We Are Still Fighting
By Jack L.
I’ve never been a religious person, haven’t even stepped foot in a synagogue for over 7 years. There is one thing I have always been proud of though - my Jewish heritage. For me, being Jewish always meant being proud of what my people have gone through, for what they persevered through time and time again. This gave me a feeling of respect toward the Jewish community. The conversations I had with members of my family, and with instructors in Hebrew school as a child gave me this connection.
I believe there is a lack of information about the Jewish history and community among young people today, myself included. This often leads to people struggling to understand or even have a Jewish identity. Growing up I always thought being a Jew wasn’t anything more than practicing Judaism. This concept changed when I went to Hebrew school and developed over the years into an identity that went beyond just the prayers and idea of an organized religion, or even a concrete belief in god. Being agnostic, those aspects never really stuck with me, and in some cases, I felt isolated from understanding what it meant to be a Jew because I couldn’t connect with the facets of faith that I apparently was supposed to just automatically accept as given. No, instead, I found comfort in our rich heritage. This heritage being our history, our customs, and our communities.
Growing up, I was surrounded by people who cared deeply about our heritage and culture. Especially my grandparents, who regarded that as more important than the religious aspects of Judaism. My family came from Russia, my great-great-grandfather was being persecuted for leading an underground Jewish organization, and escaped on one of the last boats to the United States. The boat was searched, looking for him, and the only reason he was able to escape detection was by hiding underneath my great-great-grandmother's skirt. It is stories like these that show just how much our people went through, just for existing. So it makes me very proud to say that I’m still around and a Jew, despite so many people who tried to prevent that very thing from happening.

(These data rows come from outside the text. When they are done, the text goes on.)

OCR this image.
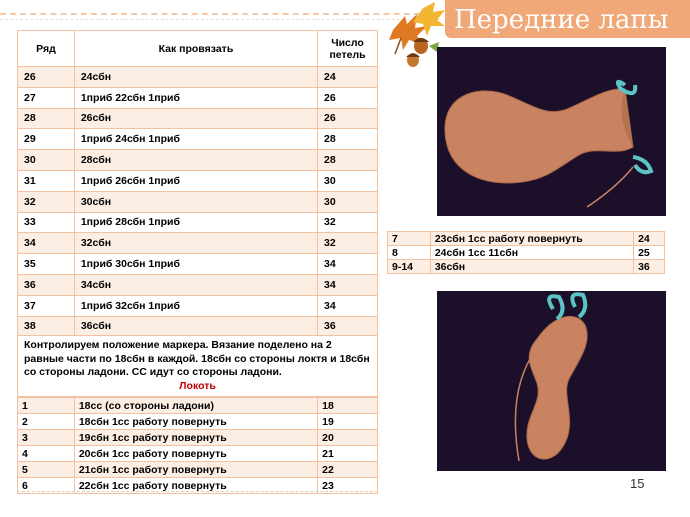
Передние лапы
Ряд	Как провязать	Число петель
26	24сбн	24
27	1приб 22сбн 1приб	26
28	26сбн	26
29	1приб 24сбн 1приб	28
30	28сбн	28
31	1приб 26сбн 1приб	30
32	30сбн	30
33	1приб 28сбн 1приб	32
34	32сбн	32
35	1приб 30сбн 1приб	34
36	34сбн	34
37	1приб 32сбн 1приб	34
38	36сбн	36
Контролируем положение маркера. Вязание поделено на 2 равные части по 18сбн в каждой. 18сбн со стороны локтя и 18сбн со стороны ладони. СС идут со стороны ладони.
Локоть
1	18сс (со стороны ладони)	18
2	18сбн 1сс работу повернуть	19
3	19сбн 1сс работу повернуть	20
4	20сбн 1сс работу повернуть	21
5	21сбн 1сс работу повернуть	22
6	22сбн 1сс работу повернуть	23
7	23сбн 1сс работу повернуть	24
8	24сбн 1сс 11сбн	25
9-14	36сбн	36
15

None of my friends growing up ever spoke about visiting Israel. It was offered to us at our bar mitzvahs, yet none of us ever planned to take anyone up on the offer. We didn’t know much about Israel, but I always knew that Israel was important to our people. We were bound in our history, but I never really understood why until I came to Israel myself. Until I stepped onto the streets, felt Jewish culture and pride everywhere I turned, saw Jews of every walk of life wandering around me, living freely as Jews in a way that maybe I myself had never considered growing up as a typical Jewish American kid. Suddenly I realized, I’d never really had an identity as a Jew that was actually associated with Israel, with its significance in our people’s history or to our freedom today, and I am learning that I still don’t have much of one now. But the more time I spend here, and the more I learn about the meaning of Israel, the values that Israel stands for, the culture that my people - the Jewish people - have built literally out of sand to become a sprawling thriving society filled with diversity and pride. And the more I learn, see, hear, the more I feel connected with it.
I think simply visiting Israel is one of the best ways to make a difference in someone's identity as a young Jew especially. The best way to fix a lack of information on Jewish history would be to encourage people to learn but today, that is harder than ever. So the ability to come to where that history occurred and see it with one's own eyes is one of the most important tools to opening that person’s mind and heart to just how important Israel can and should be to a young Jewish person’s life.
The more I am witness to the amazing facts that make up our history, the more I believe Israel should matter to everyone, no matter how far away they may live. It's still our homeland - for 3000 years the only land we ever did call home. It’s a place that our people have fought and bled for, and a place that holds so much history for our people. This should all matter because it is constantly at risk of being taken away by people who don’t want us to have it. This place should matter to everyone because even if you don’t have the strongest connection to Israel, you can’t wait to see how important something is until it’s gone.
So, I sit here, typing this piece as a proud Jew. One who understands not just the hardships we have all gone through, but is beginning to understand the ones we are still fighting.